Se o núcleo passar mesmo por cima de Portugal vai ser uma semana cheia de chuva.

A primeira frente vem já quase a morrer, só o litoral deve apanhar algumas gotas (principalmente Lisboa de acordo com o GFS)





A 2ª frente já ataca o país todo









Mesmo assim ainda é longe para dizer se vai mesmo acertar, esperemos que sim.


----------



## Orion (7 Out 2015 às 20:44)

O _Jaquim_ deve trazer chuva um pouco por todo o território exceto onde poderia ter mais influência, nos Açores. A Madeira poderá ter bons acumulados (ECM):


----------



## Orion (7 Out 2015 às 20:49)

A chuva continua a ser seletiva. Na generalidade chove pouco ou nada mas as ilhas terão acumulados superiores, de acordo com o ECM.


----------



## Vince (7 Out 2015 às 21:02)

guisilva5000 disse:


> Se o núcleo passar mesmo por cima de Portugal vai ser uma semana cheia de chuva.
> .



Uma semana também não  Mas está interessante, o sistema acaba por ser "realimentado" por um cavado retrogrado desde nordeste atraído até cá, o ECM está parecido com o GFS, uma frente relativamente fraca no sábado, e depois alguma instabilidade, aparentemente até trovoadas, 2ªfeira ou mesmo 3ªfeira também.
Para quem se recorda que ontem de manhã não havia quase nada, e à tarde parte dos modelos apontavam para o Reino Unido, nada má a tendência até agora. Acaba por ser uma depressão como muitas outras, mas melhor que nada.
Mas vamos ver como evoluem as previsões até lá.


ECMWF
(Nota que entre cada uma das 3 imagens faltam outros períodos de 12 horas)


----------



## Vince (7 Out 2015 às 21:47)

TROPICAL STORM JOAQUIN DISCUSSION NUMBER 41
NWS NATIONAL HURRICANE CENTER MIAMI FL AL112015
500 PM AST WED OCT 07 2015

*Joaquin has begun its transition into an extratropical cyclone*.
The cyclone's cloud pattern has become rather asymmetric, with the
center partially exposed on the west side of weakening deep
convection.

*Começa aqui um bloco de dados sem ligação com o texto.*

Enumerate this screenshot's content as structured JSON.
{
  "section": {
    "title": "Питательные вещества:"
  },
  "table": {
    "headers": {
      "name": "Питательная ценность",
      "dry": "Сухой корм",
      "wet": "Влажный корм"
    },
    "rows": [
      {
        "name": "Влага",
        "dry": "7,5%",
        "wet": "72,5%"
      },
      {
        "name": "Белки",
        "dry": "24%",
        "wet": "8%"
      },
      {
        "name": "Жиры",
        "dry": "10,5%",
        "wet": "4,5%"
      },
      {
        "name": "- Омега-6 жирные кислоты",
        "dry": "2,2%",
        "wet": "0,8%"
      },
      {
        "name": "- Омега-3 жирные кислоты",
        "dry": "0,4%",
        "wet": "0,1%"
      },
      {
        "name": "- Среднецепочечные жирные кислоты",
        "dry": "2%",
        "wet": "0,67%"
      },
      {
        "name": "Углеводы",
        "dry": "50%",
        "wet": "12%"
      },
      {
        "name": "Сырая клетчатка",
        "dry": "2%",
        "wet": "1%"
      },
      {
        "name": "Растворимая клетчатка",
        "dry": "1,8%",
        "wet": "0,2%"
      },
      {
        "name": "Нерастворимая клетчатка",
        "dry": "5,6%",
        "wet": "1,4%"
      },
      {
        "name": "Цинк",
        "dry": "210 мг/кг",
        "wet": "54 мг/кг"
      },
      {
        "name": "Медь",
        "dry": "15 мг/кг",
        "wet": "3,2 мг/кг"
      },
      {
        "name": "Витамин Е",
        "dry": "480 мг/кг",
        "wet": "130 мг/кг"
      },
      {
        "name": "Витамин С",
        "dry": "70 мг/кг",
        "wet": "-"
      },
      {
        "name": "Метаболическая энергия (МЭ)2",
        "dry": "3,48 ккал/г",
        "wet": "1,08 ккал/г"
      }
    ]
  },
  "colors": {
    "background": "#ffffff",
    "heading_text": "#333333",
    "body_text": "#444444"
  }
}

In addition, cold air is wrapping into the western
periphery of the circulation, with a warm frontal band becoming
better defined well northeast of the center. Earlier ASCAT data
still showed a large area of 55 to 60 kt winds, so the initial wind
speed is held at 60 kt.

The storm should gradually lose strength while it moves over
progressively colder waters north of the Gulf Stream. Deep
convection should disappear tonight when the SSTs drop below 20C,
and Joaquin is expected to become post-tropical at that time. *Global
models are in good agreement on the cyclone becoming a large
extratropical low on Thursday when frontal features are forecast to
form near the center.* The official intensity forecast is basically
an update of the previous one, and remains in close agreement with
the GFS forecast.

Joaquin is speeding eastward at 32 kt, embedded in strong westerly
flow north of the subtropical ridge, which should keep the cyclone
moving to the east or east-northeast at a slower forward speed for
another day or two. Thereafter, the cyclone should slow down even
more and turn east-southeastward due to it coming under the
influence of a developing deep-layer trough over western Europe.
*The guidance continues to migrate southward, and the official
forecast is moved in that direction, near a blend of the Florida
State Superensemble and the ECMWF models.*

The track, intensity, and wind radii forecasts for 12 hours and
beyond are primarily based upon guidance provided by the Ocean
Prediction Center.


----------



## Orion (7 Out 2015 às 22:37)

Uma sombra do que já foi esta tarde.


----------



## miguel (7 Out 2015 às 23:15)

miguel disse:


> Com alguma sorte ainda se isola em forma de cut off a SW e beneficia o sul... a esta distancia tudo é possível.



Neste momento já nem é com sorte, penso mesmo que seja o cenário mais provável...  e será um belo fim para o Ex. Joaquim


----------



## Joaopaulo (7 Out 2015 às 23:21)

Parece que vem direitinho a Portugal, deve chegar aqui já em fase de Depressão Tropical.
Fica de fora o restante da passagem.